During the planning phase of your presentation, always remember that it's not about you. It's about them. The listeners in your audience are asking themselves one question—"Why should I care?" Answering that one question right out of the gate will grab people's attention and keep them engaged.
- Carmine Gallo, The Presentation Secrets of Steve Jobs
In his book, Mr. Gallo tells the story of a CEO that he was assisting with a presentation. He explain that the CEO originally intended to start off the presentation with this opening: "Our company is a premier developer of intelligent semiconductor intellectual property solutions that dramatically accelerate complex system-on-a-chip designs while minimizing risk." While all the information is almost certainly true and his opening is highly descriptive, it's hard to follow and doesn't deliver the impact that the CEO intends, despite (or because of) the buzzwords included.
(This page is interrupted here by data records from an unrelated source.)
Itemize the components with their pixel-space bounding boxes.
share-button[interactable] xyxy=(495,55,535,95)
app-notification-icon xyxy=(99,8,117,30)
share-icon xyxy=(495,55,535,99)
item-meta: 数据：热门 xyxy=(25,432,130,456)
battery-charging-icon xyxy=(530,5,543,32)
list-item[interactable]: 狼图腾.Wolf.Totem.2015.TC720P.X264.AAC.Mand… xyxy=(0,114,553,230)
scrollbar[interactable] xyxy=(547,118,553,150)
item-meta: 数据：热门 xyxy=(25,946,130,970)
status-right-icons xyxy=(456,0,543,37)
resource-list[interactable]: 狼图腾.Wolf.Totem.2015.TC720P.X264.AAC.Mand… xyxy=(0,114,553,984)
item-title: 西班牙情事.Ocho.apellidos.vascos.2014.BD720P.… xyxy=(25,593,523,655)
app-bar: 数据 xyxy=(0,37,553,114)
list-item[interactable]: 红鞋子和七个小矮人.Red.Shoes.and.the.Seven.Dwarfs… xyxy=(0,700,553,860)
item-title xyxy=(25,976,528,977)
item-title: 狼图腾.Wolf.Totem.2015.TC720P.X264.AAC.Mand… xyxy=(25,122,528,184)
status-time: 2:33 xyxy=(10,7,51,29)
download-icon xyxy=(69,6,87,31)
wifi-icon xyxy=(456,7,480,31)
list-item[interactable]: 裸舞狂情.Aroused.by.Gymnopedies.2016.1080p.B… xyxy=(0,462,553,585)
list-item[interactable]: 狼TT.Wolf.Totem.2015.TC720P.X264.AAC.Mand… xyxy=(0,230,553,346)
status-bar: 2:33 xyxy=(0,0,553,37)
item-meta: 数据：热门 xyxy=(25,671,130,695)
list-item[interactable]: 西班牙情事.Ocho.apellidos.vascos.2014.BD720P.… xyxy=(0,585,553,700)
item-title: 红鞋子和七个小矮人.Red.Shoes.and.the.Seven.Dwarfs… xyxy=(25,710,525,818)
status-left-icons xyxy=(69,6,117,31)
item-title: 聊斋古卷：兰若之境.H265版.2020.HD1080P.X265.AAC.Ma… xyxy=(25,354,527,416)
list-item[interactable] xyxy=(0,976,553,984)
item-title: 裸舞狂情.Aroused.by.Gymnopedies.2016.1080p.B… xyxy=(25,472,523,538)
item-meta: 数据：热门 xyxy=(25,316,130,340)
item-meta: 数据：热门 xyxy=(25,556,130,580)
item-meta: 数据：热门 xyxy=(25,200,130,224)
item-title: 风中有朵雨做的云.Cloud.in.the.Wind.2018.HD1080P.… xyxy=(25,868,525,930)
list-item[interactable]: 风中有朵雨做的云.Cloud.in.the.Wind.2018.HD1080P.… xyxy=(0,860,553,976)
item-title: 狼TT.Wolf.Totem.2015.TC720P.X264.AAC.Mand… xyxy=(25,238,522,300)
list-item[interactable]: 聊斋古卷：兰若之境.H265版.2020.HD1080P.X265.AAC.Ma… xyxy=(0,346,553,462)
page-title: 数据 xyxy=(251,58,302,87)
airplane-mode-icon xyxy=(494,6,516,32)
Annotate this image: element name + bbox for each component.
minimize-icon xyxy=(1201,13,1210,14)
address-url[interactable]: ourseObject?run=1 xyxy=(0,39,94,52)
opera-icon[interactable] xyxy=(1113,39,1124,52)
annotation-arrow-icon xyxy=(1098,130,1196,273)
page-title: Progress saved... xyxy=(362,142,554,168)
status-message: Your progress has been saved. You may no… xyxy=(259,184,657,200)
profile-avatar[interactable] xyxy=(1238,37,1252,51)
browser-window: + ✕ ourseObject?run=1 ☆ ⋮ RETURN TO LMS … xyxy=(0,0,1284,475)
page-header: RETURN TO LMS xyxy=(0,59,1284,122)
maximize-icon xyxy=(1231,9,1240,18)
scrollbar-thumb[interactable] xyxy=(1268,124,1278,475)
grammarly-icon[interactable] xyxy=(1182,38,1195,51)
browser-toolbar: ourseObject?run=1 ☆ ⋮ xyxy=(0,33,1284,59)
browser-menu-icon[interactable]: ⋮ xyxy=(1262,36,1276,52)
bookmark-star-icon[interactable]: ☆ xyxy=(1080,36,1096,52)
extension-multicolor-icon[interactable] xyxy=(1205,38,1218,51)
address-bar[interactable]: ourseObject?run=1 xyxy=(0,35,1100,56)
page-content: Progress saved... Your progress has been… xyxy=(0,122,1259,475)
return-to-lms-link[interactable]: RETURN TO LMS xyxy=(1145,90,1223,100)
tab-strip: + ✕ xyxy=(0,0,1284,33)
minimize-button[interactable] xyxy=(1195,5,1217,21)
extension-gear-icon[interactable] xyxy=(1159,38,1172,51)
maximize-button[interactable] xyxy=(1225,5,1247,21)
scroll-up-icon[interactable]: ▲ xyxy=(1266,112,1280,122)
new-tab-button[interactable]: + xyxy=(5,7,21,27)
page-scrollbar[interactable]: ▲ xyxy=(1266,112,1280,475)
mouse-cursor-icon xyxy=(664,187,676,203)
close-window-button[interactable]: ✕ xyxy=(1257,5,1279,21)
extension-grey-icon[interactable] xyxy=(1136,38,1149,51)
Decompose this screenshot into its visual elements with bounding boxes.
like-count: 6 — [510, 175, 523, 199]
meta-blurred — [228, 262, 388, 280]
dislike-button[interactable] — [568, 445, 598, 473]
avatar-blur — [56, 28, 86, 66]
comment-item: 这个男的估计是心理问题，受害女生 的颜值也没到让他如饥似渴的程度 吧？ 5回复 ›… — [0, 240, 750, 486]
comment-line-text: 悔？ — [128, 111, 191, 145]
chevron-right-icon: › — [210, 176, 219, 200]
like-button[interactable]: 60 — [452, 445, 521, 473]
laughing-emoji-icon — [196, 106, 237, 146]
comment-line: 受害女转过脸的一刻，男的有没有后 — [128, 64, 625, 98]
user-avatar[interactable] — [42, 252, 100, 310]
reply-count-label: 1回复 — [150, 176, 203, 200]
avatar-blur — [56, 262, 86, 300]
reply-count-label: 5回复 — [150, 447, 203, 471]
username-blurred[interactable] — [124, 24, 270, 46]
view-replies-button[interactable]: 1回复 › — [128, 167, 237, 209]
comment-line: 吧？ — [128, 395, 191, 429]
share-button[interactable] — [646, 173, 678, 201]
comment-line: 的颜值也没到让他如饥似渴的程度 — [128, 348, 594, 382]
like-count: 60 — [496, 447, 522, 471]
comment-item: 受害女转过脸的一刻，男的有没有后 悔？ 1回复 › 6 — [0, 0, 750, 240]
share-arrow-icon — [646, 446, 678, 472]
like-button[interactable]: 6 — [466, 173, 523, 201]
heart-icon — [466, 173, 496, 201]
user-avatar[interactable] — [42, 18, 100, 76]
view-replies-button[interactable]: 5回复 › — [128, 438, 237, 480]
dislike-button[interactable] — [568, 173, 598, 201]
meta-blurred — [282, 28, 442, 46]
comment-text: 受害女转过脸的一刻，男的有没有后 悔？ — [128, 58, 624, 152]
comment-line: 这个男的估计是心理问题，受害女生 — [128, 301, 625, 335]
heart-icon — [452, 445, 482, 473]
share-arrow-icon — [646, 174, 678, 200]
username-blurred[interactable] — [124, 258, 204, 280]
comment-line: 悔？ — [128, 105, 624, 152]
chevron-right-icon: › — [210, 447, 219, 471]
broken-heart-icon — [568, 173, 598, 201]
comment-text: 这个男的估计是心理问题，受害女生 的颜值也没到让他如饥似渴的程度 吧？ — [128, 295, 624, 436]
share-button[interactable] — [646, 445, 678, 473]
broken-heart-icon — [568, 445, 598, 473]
To overcome this, Mr. Gallo helped this CEO consider the question of why his customers (and the audience at his presentation) care about his product and rewrite the introduction. He decided to begin the presentation by asking the audience to hold up their cell phones, and he would start, "Our company creates software that is used to build the chips inside many of the phones you're holding up. As those chips get smaller and cheaper, your phones will get smaller, last longer on a single charge, and play music and video, all thanks to our technology working behind the scenes." Now that is an opening that would grab your attention and give the speaker all the credibility he needs to begin the presentation with a rapt audience.
So try this yourself. Every time you need to give a presentation (or answer a customer's question, create a marketing email, or really do anything customer related) recenter yourself around the client's question—"Why should I care?"